Papua No. 1 News Portal | Jubi

Jakarta, Jubi — Polisi Militer TNI Angkatan Laut (Pomal) menahan anggotanya yang diduga memukul pengemudi ojek online  di Tangerang Selatan. Penahanan dilakukan untuk pemeriksaan lebih lanjut.  “Sudah (ditahan) di Pomal Lantamal III,” kata Kepala Dinas Penerangan TNI Angkatan Laut (AL) Laksma Julius Widjojono saat dikonfirmasi, Selasa (11/1/2022).

Read More

Julius tidak menjelaskan sejak kapan anggota itu ditahan maupun rincian kronologi pemukulan yang dilakukan oleh anggota itu.

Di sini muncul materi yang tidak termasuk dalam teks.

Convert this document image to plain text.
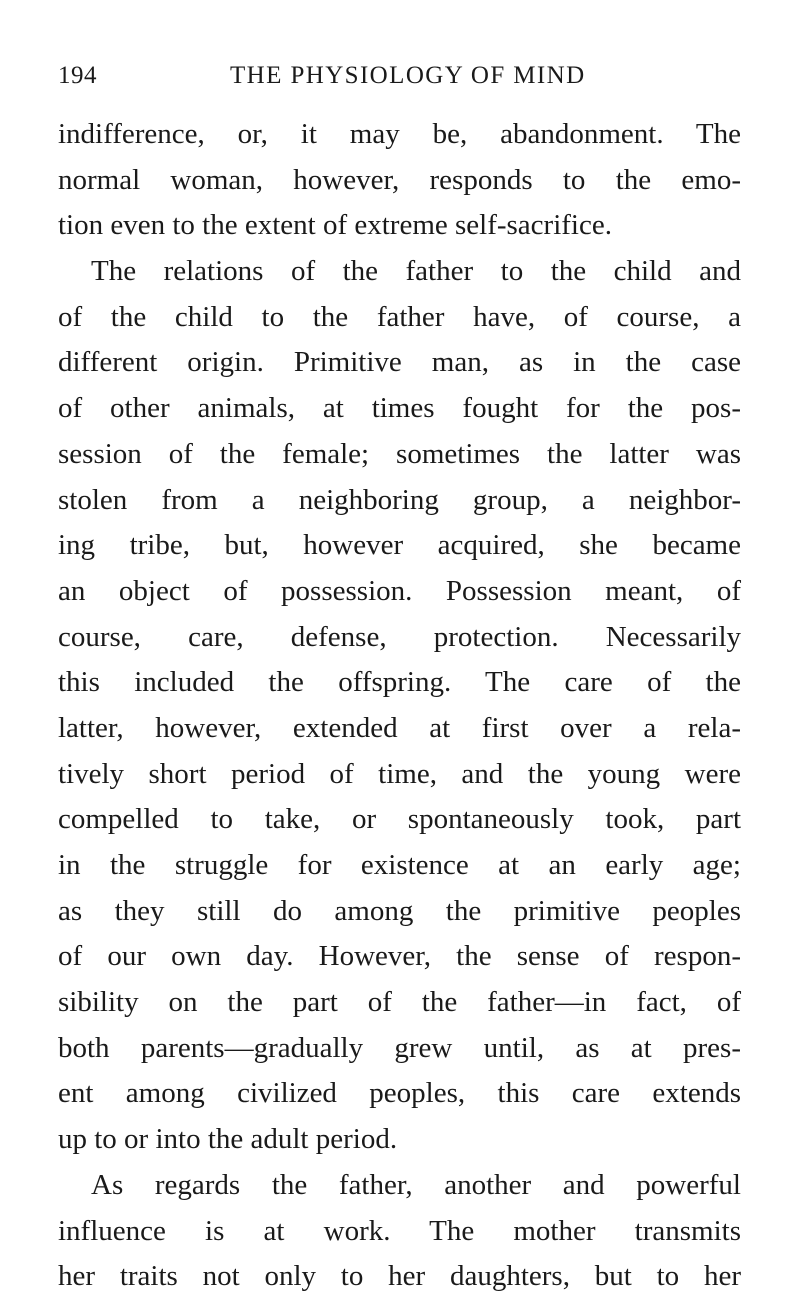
194	THE PHYSIOLOGY OF MIND
indifference, or, it may be, abandonment. The
normal woman, however, responds to the emo-
tion even to the extent of extreme self-sacrifice.
The relations of the father to the child and
of the child to the father have, of course, a
different origin. Primitive man, as in the case
of other animals, at times fought for the pos-
session of the female; sometimes the latter was
stolen from a neighboring group, a neighbor-
ing tribe, but, however acquired, she became
an object of possession. Possession meant, of
course, care, defense, protection. Necessarily
this included the offspring. The care of the
latter, however, extended at first over a rela-
tively short period of time, and the young were
compelled to take, or spontaneously took, part
in the struggle for existence at an early age;
as they still do among the primitive peoples
of our own day. However, the sense of respon-
sibility on the part of the father—in fact, of
both parents—gradually grew until, as at pres-
ent among civilized peoples, this care extends
up to or into the adult period.
As regards the father, another and powerful
influence is at work. The mother transmits
her traits not only to her daughters, but to her
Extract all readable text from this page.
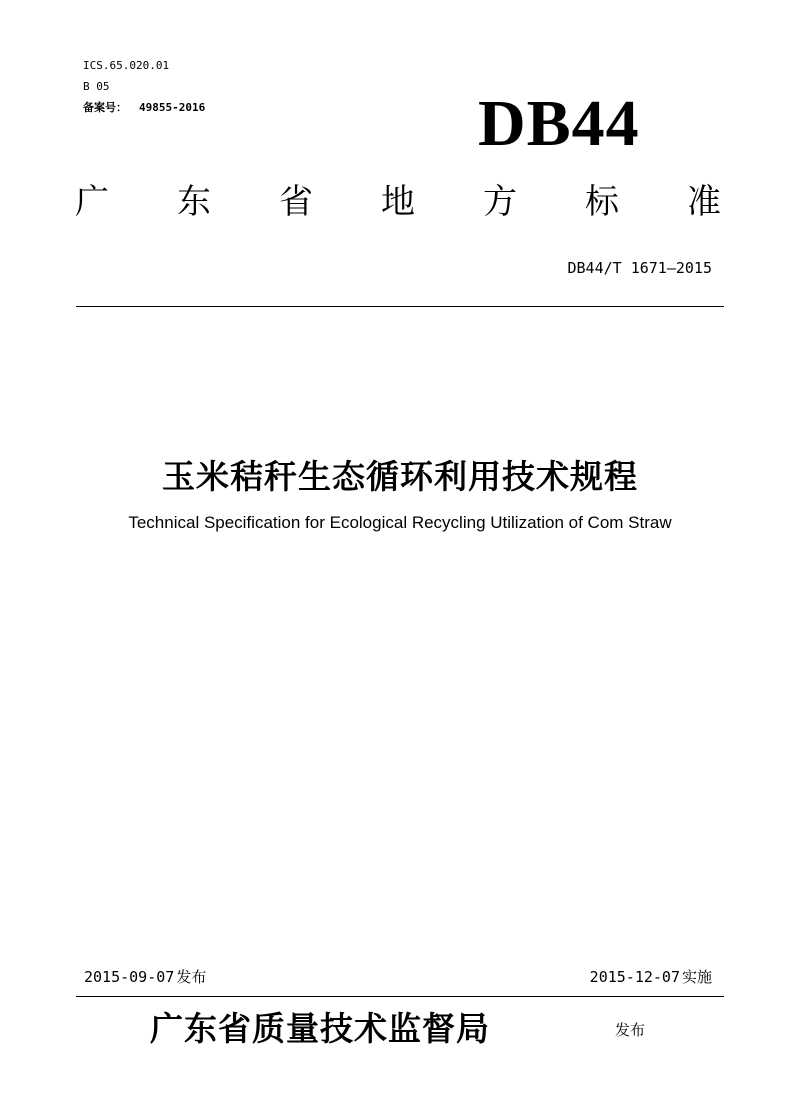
ICS.65.020.01
B 05
备案号： 49855-2016	DB44
广 东 省 地 方 标 准
DB44/T 1671—2015
玉米秸秆生态循环利用技术规程
Technical Specification for Ecological Recycling Utilization of Com Straw
2015-09-07 发布	2015-12-07 实施
广东省质量技术监督局	发布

Baca juga : Warga sipil tertembak di Mappi diduga pelakunya oknum Babinsa pos Ramil
Anggota TNI pencoret paspor mahasiswi di wisma atlet dicopot
Anggota TNI terlibat tabrakan dan membuang jenazah korban layak dipecat

Polsek Pamulang Tangerang Selatan sebelumnya digeruduk oleh massa driver ojol pada Minggu (9/1) malam. Peristiwa itu terekam dalam sebuah video dan beredar di media sosial. Salah satunya diunggah akun Instagram @seputartangsel.

Kapolsek Pamulang Kompol Sujarwo mengatakan bahwa peristiwa bermula dari kesalahpahaman, lalu terjadi pemukulan oleh anggota TNI AL terhadap ojek online.

“Ini tuh kejadiannya kesalahpahaman antara pengemudi ojol itu pokoknya terjadi pemukulan,” kata Sujarwo.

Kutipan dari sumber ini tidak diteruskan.